И вдруг я увидела то, чего не видела она: в комнату вошел козлоногий. Я не хотела портить благодать и потому продолжала сооружать китайское дерево из тангирных точек и неподошедших по размеру снимков из «Салам, Бомбей!». Когда я подняла голову, он поймал мой взгляд и прижал палец к губам, а потом подкрался к маме и постучал ее по плечу. Она полоснула ножом бумагу, резко обернулась, и я испугалась, что она сейчас его пырнет. Барри положил на стол маленький конверт.
— Для вас с дочерью.
Мама достала два бело-синих билета и, к моему совершенному изумлению, молча их оглядела. Посмотрела на Барри, вонзила нож-скальпель в прорезиненную поверхность стола, словно дротик, и через секунду его вытащила.
— Только концерт, — произнесла она. — Никакого ужина, никаких танцев.
— Идет!
Я видела, что он ей не верит. Плохо ее знает.

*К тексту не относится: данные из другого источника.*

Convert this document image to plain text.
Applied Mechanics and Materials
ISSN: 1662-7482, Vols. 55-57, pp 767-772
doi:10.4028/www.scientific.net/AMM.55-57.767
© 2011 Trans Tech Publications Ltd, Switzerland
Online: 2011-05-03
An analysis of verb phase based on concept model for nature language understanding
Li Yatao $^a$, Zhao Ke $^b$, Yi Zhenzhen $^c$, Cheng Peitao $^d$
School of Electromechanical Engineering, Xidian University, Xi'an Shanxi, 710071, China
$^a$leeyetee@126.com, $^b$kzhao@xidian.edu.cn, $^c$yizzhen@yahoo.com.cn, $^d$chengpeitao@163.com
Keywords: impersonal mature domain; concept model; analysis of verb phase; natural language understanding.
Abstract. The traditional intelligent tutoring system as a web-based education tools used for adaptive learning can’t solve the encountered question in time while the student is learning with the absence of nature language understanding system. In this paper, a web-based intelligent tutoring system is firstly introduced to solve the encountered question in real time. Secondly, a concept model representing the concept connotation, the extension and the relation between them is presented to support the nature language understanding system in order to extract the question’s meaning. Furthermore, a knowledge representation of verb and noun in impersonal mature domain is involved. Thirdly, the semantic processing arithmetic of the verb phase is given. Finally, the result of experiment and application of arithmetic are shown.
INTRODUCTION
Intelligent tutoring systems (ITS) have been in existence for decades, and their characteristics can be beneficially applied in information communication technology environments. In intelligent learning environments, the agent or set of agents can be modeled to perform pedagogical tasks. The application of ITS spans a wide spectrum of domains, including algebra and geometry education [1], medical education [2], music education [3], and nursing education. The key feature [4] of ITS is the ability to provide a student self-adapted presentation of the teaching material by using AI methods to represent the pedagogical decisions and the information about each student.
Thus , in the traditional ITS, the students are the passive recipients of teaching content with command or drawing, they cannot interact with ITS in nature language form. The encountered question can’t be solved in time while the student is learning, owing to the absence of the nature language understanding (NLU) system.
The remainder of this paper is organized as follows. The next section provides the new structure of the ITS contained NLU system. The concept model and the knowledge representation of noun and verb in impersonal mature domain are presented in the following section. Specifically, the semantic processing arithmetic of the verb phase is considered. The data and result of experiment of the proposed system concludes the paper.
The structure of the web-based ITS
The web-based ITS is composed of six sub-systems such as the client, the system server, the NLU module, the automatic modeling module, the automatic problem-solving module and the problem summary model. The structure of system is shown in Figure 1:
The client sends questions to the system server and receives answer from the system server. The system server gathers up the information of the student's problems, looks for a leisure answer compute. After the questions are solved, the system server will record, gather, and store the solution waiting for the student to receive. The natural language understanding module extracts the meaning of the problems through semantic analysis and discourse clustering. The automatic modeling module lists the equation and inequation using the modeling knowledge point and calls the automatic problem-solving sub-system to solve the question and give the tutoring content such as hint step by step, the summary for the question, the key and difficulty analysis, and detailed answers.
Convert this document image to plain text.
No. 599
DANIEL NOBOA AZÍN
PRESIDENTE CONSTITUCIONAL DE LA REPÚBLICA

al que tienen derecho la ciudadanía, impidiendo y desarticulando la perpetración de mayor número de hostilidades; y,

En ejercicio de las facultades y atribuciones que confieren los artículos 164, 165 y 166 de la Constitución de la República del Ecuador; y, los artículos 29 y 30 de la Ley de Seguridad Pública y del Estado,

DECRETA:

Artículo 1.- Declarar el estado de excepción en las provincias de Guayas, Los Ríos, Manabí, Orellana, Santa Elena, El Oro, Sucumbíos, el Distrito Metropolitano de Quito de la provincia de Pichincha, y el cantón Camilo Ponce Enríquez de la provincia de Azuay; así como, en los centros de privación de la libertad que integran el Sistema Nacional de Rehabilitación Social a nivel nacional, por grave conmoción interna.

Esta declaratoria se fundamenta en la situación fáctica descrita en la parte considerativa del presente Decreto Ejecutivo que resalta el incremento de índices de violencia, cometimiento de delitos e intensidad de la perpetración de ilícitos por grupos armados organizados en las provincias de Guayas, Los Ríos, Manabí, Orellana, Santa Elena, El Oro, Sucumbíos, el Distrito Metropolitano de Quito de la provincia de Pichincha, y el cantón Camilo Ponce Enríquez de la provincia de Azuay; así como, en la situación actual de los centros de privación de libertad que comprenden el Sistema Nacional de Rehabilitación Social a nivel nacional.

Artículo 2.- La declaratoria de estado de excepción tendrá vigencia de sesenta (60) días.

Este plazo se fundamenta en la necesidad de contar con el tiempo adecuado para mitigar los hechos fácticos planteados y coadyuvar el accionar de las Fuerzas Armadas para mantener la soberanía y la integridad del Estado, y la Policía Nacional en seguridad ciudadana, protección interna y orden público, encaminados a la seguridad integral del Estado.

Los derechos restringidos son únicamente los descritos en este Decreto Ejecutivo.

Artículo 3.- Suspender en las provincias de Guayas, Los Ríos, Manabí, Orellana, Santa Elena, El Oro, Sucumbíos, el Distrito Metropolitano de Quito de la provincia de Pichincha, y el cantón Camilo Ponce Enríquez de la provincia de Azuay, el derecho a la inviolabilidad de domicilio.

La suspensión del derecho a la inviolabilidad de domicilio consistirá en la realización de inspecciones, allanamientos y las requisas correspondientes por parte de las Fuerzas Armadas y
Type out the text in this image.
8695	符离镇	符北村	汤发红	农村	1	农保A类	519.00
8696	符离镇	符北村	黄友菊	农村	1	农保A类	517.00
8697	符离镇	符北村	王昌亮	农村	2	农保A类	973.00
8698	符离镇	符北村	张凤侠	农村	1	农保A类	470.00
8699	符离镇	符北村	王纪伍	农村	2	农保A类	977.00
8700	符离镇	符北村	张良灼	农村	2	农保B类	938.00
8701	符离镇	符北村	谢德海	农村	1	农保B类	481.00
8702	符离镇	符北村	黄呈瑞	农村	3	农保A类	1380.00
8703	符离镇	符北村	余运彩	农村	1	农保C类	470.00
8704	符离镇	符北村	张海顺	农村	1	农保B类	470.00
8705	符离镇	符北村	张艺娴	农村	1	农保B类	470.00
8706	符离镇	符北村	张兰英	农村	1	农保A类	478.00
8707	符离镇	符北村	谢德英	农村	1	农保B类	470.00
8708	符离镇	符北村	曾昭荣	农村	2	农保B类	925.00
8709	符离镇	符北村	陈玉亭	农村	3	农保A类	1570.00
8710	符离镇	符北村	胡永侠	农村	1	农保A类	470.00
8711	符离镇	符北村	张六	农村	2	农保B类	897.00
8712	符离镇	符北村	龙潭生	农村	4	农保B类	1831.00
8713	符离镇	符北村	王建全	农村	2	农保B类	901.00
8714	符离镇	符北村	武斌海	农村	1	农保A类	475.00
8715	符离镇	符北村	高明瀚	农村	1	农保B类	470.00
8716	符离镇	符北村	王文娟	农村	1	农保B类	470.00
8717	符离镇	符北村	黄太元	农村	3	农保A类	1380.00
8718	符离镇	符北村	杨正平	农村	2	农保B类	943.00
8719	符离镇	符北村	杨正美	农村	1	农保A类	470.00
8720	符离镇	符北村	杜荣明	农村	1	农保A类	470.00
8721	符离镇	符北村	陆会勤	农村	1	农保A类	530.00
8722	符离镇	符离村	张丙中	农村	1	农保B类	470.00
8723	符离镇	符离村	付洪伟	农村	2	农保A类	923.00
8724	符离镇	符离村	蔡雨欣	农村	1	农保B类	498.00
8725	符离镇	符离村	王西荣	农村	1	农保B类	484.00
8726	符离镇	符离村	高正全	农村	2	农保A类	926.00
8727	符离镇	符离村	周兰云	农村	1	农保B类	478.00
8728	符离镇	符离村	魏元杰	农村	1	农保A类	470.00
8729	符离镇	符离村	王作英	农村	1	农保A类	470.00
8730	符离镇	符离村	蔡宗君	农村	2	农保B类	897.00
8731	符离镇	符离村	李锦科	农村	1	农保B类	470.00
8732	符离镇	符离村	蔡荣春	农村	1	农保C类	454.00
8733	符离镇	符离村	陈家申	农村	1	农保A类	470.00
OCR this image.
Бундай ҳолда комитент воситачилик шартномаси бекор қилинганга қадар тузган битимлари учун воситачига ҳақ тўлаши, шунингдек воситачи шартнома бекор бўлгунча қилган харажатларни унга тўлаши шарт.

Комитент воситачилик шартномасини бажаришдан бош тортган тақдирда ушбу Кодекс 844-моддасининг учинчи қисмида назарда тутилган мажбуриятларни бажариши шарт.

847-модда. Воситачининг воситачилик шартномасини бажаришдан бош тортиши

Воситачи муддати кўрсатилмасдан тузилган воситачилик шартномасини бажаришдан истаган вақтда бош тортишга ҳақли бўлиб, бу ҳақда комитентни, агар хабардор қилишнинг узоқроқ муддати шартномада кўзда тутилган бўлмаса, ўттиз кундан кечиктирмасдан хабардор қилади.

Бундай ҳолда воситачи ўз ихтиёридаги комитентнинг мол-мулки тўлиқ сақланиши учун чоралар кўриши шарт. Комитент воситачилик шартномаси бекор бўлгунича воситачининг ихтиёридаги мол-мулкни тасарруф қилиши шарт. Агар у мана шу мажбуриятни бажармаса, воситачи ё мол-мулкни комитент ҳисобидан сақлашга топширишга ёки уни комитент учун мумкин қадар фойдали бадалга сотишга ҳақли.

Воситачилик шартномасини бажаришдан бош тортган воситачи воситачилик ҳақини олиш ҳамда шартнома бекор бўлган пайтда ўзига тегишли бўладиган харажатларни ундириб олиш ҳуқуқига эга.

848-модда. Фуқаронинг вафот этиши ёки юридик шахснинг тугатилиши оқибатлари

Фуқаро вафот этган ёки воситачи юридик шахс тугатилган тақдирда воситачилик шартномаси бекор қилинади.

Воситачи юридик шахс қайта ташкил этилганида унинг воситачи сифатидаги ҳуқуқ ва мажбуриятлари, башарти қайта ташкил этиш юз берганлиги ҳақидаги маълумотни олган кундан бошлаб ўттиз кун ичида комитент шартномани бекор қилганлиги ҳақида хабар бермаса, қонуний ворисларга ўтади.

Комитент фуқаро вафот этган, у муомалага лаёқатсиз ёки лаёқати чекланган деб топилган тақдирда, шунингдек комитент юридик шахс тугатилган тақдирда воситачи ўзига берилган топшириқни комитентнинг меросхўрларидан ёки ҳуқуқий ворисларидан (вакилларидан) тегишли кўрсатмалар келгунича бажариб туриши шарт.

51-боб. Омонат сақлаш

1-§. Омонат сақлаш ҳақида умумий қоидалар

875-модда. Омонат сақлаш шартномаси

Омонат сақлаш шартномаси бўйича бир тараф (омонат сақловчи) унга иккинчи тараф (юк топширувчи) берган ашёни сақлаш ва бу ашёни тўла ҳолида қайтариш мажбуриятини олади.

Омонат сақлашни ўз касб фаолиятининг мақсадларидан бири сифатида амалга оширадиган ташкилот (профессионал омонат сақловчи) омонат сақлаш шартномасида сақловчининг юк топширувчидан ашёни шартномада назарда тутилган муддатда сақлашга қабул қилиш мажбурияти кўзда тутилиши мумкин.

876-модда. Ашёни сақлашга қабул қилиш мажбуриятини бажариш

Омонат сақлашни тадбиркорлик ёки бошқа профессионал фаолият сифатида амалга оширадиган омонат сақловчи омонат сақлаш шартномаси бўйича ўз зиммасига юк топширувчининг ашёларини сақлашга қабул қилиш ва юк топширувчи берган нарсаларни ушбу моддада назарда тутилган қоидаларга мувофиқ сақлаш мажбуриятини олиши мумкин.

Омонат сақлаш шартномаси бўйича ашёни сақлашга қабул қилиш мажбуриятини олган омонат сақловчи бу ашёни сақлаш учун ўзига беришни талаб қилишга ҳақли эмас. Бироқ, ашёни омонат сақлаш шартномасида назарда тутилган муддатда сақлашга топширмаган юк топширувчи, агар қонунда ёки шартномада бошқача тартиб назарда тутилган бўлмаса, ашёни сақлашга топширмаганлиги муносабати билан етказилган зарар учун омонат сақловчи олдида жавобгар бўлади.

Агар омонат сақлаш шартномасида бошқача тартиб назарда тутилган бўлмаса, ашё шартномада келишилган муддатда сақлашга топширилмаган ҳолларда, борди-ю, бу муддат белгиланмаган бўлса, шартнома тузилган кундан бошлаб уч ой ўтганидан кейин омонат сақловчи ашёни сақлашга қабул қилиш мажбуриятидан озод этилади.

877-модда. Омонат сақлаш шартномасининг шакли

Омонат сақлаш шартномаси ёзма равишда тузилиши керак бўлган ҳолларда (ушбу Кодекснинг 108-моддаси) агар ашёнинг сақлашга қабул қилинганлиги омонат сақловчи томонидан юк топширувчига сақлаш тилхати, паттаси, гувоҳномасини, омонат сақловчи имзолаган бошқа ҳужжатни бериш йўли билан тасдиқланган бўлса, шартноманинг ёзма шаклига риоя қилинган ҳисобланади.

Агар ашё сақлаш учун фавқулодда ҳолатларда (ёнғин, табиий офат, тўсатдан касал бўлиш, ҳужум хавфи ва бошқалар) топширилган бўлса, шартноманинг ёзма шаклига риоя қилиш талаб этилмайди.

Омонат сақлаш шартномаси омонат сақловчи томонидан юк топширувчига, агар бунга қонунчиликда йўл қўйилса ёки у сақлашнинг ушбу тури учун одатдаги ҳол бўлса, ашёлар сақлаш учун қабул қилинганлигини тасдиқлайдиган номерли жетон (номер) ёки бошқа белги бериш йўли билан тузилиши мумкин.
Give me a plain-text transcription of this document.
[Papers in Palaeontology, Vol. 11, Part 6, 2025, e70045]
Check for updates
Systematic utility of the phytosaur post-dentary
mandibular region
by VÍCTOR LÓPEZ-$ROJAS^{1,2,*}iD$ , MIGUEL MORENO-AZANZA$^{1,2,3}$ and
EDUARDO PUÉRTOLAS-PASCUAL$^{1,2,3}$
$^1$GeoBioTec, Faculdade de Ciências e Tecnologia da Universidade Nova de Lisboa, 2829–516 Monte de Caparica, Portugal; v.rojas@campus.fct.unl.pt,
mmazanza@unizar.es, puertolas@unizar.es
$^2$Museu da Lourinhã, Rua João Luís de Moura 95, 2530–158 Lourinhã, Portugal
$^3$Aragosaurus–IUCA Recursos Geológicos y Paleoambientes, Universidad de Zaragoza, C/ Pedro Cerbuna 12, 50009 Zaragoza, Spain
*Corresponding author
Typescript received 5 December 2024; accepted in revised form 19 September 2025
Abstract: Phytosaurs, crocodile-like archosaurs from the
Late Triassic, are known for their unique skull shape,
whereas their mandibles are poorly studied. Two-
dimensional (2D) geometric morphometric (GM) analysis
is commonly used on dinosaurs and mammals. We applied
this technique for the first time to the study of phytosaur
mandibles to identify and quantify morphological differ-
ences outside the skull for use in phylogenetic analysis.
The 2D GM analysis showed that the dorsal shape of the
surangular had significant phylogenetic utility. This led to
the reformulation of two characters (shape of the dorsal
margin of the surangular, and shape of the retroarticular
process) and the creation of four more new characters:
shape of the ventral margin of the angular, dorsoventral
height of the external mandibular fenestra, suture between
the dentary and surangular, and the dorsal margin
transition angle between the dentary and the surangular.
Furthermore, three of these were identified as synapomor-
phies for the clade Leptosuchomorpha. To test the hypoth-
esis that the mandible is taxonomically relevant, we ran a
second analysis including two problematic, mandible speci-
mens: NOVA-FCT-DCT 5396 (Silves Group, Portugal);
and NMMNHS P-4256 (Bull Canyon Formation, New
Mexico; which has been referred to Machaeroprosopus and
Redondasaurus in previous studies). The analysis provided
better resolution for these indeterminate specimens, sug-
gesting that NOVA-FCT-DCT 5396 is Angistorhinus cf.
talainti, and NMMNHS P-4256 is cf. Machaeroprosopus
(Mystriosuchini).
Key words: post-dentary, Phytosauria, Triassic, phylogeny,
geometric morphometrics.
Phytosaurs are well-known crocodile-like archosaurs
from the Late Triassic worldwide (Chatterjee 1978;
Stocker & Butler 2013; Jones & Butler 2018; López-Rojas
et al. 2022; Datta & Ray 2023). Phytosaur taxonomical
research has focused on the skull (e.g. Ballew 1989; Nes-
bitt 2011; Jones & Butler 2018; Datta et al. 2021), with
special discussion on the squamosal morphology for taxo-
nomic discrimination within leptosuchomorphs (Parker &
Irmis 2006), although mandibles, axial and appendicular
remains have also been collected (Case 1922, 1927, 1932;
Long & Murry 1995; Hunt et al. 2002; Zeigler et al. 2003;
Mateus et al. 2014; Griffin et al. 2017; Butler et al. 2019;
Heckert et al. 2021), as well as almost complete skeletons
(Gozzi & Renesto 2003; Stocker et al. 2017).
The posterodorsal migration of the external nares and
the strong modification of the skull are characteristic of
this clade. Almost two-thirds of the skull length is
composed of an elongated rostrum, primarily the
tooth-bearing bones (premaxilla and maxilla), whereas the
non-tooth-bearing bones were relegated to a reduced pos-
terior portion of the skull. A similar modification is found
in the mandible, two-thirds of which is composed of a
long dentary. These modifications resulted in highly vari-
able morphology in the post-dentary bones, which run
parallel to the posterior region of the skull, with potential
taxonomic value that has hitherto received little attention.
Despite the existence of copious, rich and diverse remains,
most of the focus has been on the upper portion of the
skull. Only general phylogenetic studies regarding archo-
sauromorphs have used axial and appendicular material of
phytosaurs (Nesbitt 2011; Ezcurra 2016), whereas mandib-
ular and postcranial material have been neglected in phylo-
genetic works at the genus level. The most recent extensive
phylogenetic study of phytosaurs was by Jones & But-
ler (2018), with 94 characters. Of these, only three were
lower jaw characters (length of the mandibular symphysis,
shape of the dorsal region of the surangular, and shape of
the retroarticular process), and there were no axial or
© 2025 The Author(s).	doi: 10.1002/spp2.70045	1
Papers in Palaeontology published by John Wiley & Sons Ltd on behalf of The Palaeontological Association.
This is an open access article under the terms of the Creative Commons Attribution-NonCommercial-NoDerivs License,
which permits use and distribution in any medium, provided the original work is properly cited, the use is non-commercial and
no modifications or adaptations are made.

Это был концерт гамелана в Музее искусств. Стало ясно, почему она согласилась. Непонятно было только, как он узнал, на что ее подманить, как вычислил то единственное, от чего она ни за что не откажется. Подслушивал в олеандрах под нашими окнами? Выведывал у друзей? Подкупил кого-нибудь?
Мы ждали его во дворе музея. Ночной воздух потрескивал от жары. Наэлектризовалось буквально все. Когда я причесывала волосы, на кончиках вспыхивали искры.
Мамины руки нервно подергивались.
— Опаздывает. До чего жалок!.. Сразу надо было понять. Наверное, вместе с сородичами охотится в полях за самками. Никогда больше не буду ни о чем договариваться с парнокопытными! Напомни мне, если что.
Она не стала переодеваться после работы, хотя времени хватало. Хотела подчеркнуть, что свидание не настоящее и ровно ничего не значит. Воздух благоухал летучим букетом дорогих духов. Со всех сторон на нее бросали неодобрительные взгляды женщины в пестрых летних шелках. А мужчины восхищались, улыбались, рассматривали и… смущенно отворачивались под горящим взглядом голубых глаз.
— Мужчины! — процедила она. — Даже самые неприглядные мнят себя кавалерами хоть куда.
С другого конца площади к нам приближался Барри. Тучное тело подпрыгивало на коротеньких ногах. Расплылся в улыбке, сверкая щелью между зубами.
— Извините, жуткие пробки!
При этих словах мама отвернулась. Она всегда учила, что извиняются только слабаки. Никогда не извиняйся и не объясняй!